Meechan had ditched his hoodie and was trussed up in a three-piece-suit. He came on stage to the sort of ironic whoops you get when internet people find themselves in the real world. An old guy sat behind me said, "Oh blimey, it's him."
Meechan's speech was much like the one he gave at Tommy Robinson's Day for Freedom event – about how he nearly got put in prison over a joke, warning that the state shouldn't overreach in that way. He added: "the dark presence of authoritarianism looming on the horizon… absolutely terrifies me". The very next speech was on law and order, about how we're not sending nearly enough people to prison. Supposed "libertarians" are allying with the hang-'em-and-flog-'em brigade. "Classical liberals" are teaming up with High Tories – Tories for whom the Tories aren't Tory enough.
This contradiction is perhaps best captured by a video of Sargon of Akkad's from June, in which he announces he's joining UKIP. As an example of the country going to hell in a handcart, he points to a story with the headline, "Drill rap gang banned from making music without police permission in legal first". "I don't give a shit about how apparently violent drill rap music is," he says "…but I tell you what I do give a fuck about, is the idea that someone has to ask the police for permission before making music… 'Oi mate, do you have a licence for that mix-tape?' Get FUCKED! I'm joining UKIP, I don't give a shit!"
Quite right, too, but is a party of bigoted curtain twitchers really going to stand up for young kids from cities who rap about stabbing each other?
I caught Meechan just after leader Gerard Batten's speech, and he told me that while he wouldn't stand as a UKIP candidate "on the grounds that they make your address public", he agreed with "Everything [Batten] said in the parts of the speech I heard, especially the freedom of speech part, the immigration policy, clean Brexit, I completely agree."
Sargon of Akkad's video set out how he saw his work in the party: "I'm going to be doing everything I can to promote the party and the shared values that we have, and to help re-establish the moral good that is our shared British identity… this is where I'm planting my Union Jack. This is where I'm saying, 'That's it; this is far enough and no further,'" he said, before ending with a Shakespearian flourish: "So come the three corners of the world in arms and we will shock them."
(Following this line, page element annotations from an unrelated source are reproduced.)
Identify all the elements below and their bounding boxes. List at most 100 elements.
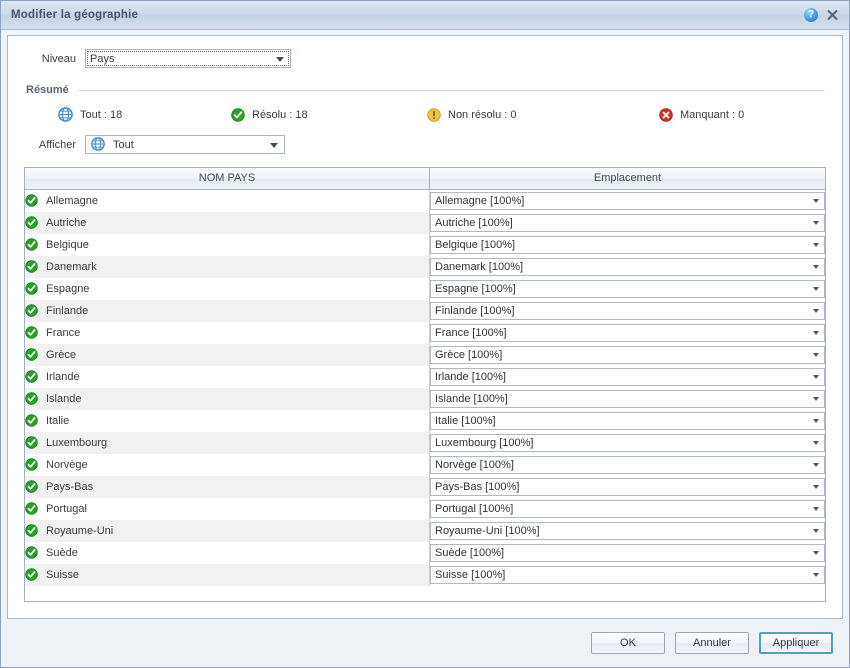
chevron-down-icon (813, 463, 819, 467)
check-icon (25, 348, 39, 362)
check-icon (25, 392, 39, 406)
location-select[interactable]: Allemagne [100%] (430, 192, 825, 210)
country-name-cell: Finlande (25, 300, 430, 322)
location-select[interactable]: Belgique [100%] (430, 236, 825, 254)
table-row[interactable]: Portugal Portugal [100%] (25, 498, 825, 520)
location-select[interactable]: Suède [100%] (430, 544, 825, 562)
close-icon[interactable] (825, 8, 839, 22)
check-icon (25, 480, 39, 494)
country-name-label: Danemark (46, 261, 97, 273)
geography-table: NOM PAYS Emplacement Allemagne Allemagne … (24, 167, 826, 602)
location-cell: Royaume-Uni [100%] (429, 520, 825, 542)
help-icon[interactable]: ? (804, 8, 818, 22)
afficher-label: Afficher (38, 138, 76, 151)
country-name-label: Luxembourg (46, 437, 108, 449)
table-row[interactable]: Suisse Suisse [100%] (25, 564, 825, 586)
chevron-down-icon (813, 243, 819, 247)
table-row[interactable]: Royaume-Uni Royaume-Uni [100%] (25, 520, 825, 542)
table-row[interactable]: Danemark Danemark [100%] (25, 256, 825, 278)
location-selected-value: Italie [100%] (435, 415, 496, 427)
country-name-label: France (46, 327, 81, 339)
location-select[interactable]: Finlande [100%] (430, 302, 825, 320)
location-selected-value: Grèce [100%] (435, 349, 503, 361)
location-selected-value: Danemark [100%] (435, 261, 524, 273)
table-row[interactable]: Pays-Bas Pays-Bas [100%] (25, 476, 825, 498)
location-select[interactable]: Suisse [100%] (430, 566, 825, 584)
location-cell: Islande [100%] (429, 388, 825, 410)
location-select[interactable]: Irlande [100%] (430, 368, 825, 386)
summary-item-unresolved-label: Non résolu : 0 (448, 108, 517, 121)
location-select[interactable]: Pays-Bas [100%] (430, 478, 825, 496)
niveau-select[interactable]: Pays (85, 49, 291, 68)
summary-item-all: Tout : 18 (58, 107, 231, 122)
ok-button[interactable]: OK (591, 632, 665, 654)
location-select[interactable]: Danemark [100%] (430, 258, 825, 276)
column-header-location[interactable]: Emplacement (429, 168, 825, 190)
location-selected-value: Portugal [100%] (435, 503, 514, 515)
apply-button[interactable]: Appliquer (759, 632, 833, 654)
check-icon (25, 370, 39, 384)
table-row[interactable]: Italie Italie [100%] (25, 410, 825, 432)
summary-item-resolved: Résolu : 18 (231, 107, 427, 122)
check-icon (25, 546, 39, 560)
summary-item-missing-label: Manquant : 0 (680, 108, 745, 121)
location-cell: Autriche [100%] (429, 212, 825, 234)
location-select[interactable]: Royaume-Uni [100%] (430, 522, 825, 540)
check-icon (231, 107, 245, 122)
table-row[interactable]: France France [100%] (25, 322, 825, 344)
dialog-footer: OK Annuler Appliquer (1, 619, 849, 667)
summary-counts: Tout : 18 Résolu : 18 Non résolu: 0 Man… (8, 107, 842, 122)
summary-item-missing: Manquant : 0 (659, 107, 745, 122)
location-selected-value: Islande [100%] (435, 393, 508, 405)
check-icon (25, 216, 39, 230)
table-row[interactable]: Allemagne Allemagne [100%] (25, 189, 825, 212)
location-select[interactable]: France [100%] (430, 324, 825, 342)
table-row[interactable]: Luxembourg Luxembourg [100%] (25, 432, 825, 454)
table-row[interactable]: Grèce Grèce [100%] (25, 344, 825, 366)
location-cell: Finlande [100%] (429, 300, 825, 322)
table-row[interactable]: Islande Islande [100%] (25, 388, 825, 410)
check-icon (25, 260, 39, 274)
location-cell: Norvège [100%] (429, 454, 825, 476)
table-row[interactable]: Irlande Irlande [100%] (25, 366, 825, 388)
country-name-cell: Suède (25, 542, 430, 564)
cancel-button[interactable]: Annuler (675, 632, 749, 654)
location-select[interactable]: Autriche [100%] (430, 214, 825, 232)
titlebar-buttons: ? (804, 8, 843, 22)
location-cell: Suède [100%] (429, 542, 825, 564)
country-name-label: Autriche (46, 217, 87, 229)
check-icon (25, 238, 39, 252)
location-select[interactable]: Grèce [100%] (430, 346, 825, 364)
country-name-cell: Grèce (25, 344, 430, 366)
country-name-label: Finlande (46, 305, 89, 317)
error-icon (659, 107, 673, 122)
chevron-down-icon (813, 551, 819, 555)
location-selected-value: Irlande [100%] (435, 371, 506, 383)
country-name-label: Suisse (46, 569, 80, 581)
country-name-cell: Norvège (25, 454, 430, 476)
location-select[interactable]: Portugal [100%] (430, 500, 825, 518)
chevron-down-icon (270, 142, 278, 148)
location-select[interactable]: Islande [100%] (430, 390, 825, 408)
location-select[interactable]: Espagne [100%] (430, 280, 825, 298)
column-header-country-name[interactable]: NOM PAYS (25, 168, 430, 190)
check-icon (25, 524, 39, 538)
afficher-select[interactable]: Tout (85, 135, 285, 154)
location-select[interactable]: Italie [100%] (430, 412, 825, 430)
location-selected-value: Belgique [100%] (435, 239, 516, 251)
country-name-cell: Autriche (25, 212, 430, 234)
check-icon (25, 194, 39, 208)
table-row[interactable]: Autriche Autriche [100%] (25, 212, 825, 234)
chevron-down-icon (813, 419, 819, 423)
location-select[interactable]: Luxembourg [100%] (430, 434, 825, 452)
table-header-row: NOM PAYS Emplacement (25, 168, 825, 190)
summary-title: Résumé (26, 84, 69, 96)
chevron-down-icon (813, 353, 819, 357)
table-row[interactable]: Norvège Norvège [100%] (25, 454, 825, 476)
table-row[interactable]: Espagne Espagne [100%] (25, 278, 825, 300)
location-select[interactable]: Norvège [100%] (430, 456, 825, 474)
table-row[interactable]: Finlande Finlande [100%] (25, 300, 825, 322)
table-row[interactable]: Belgique Belgique [100%] (25, 234, 825, 256)
country-name-label: Pays-Bas (46, 481, 94, 493)
table-row[interactable]: Suède Suède [100%] (25, 542, 825, 564)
The YouTubers have found their natural home. This is UKIP 2.0. A shared sense of doom at perceived threats to Western civilisation will be enough to bind the vloggers with the kippers. Bigotry against Muslims and defence of an absolutist interpretation of free speech dovetail perfectly well. And if this creates a political environment which enables further discrimination against Muslims, throwing their rights under the bus? "I approve of what you say, and I will defend to the death your right to say it, sir!" Everyone's a winner, right?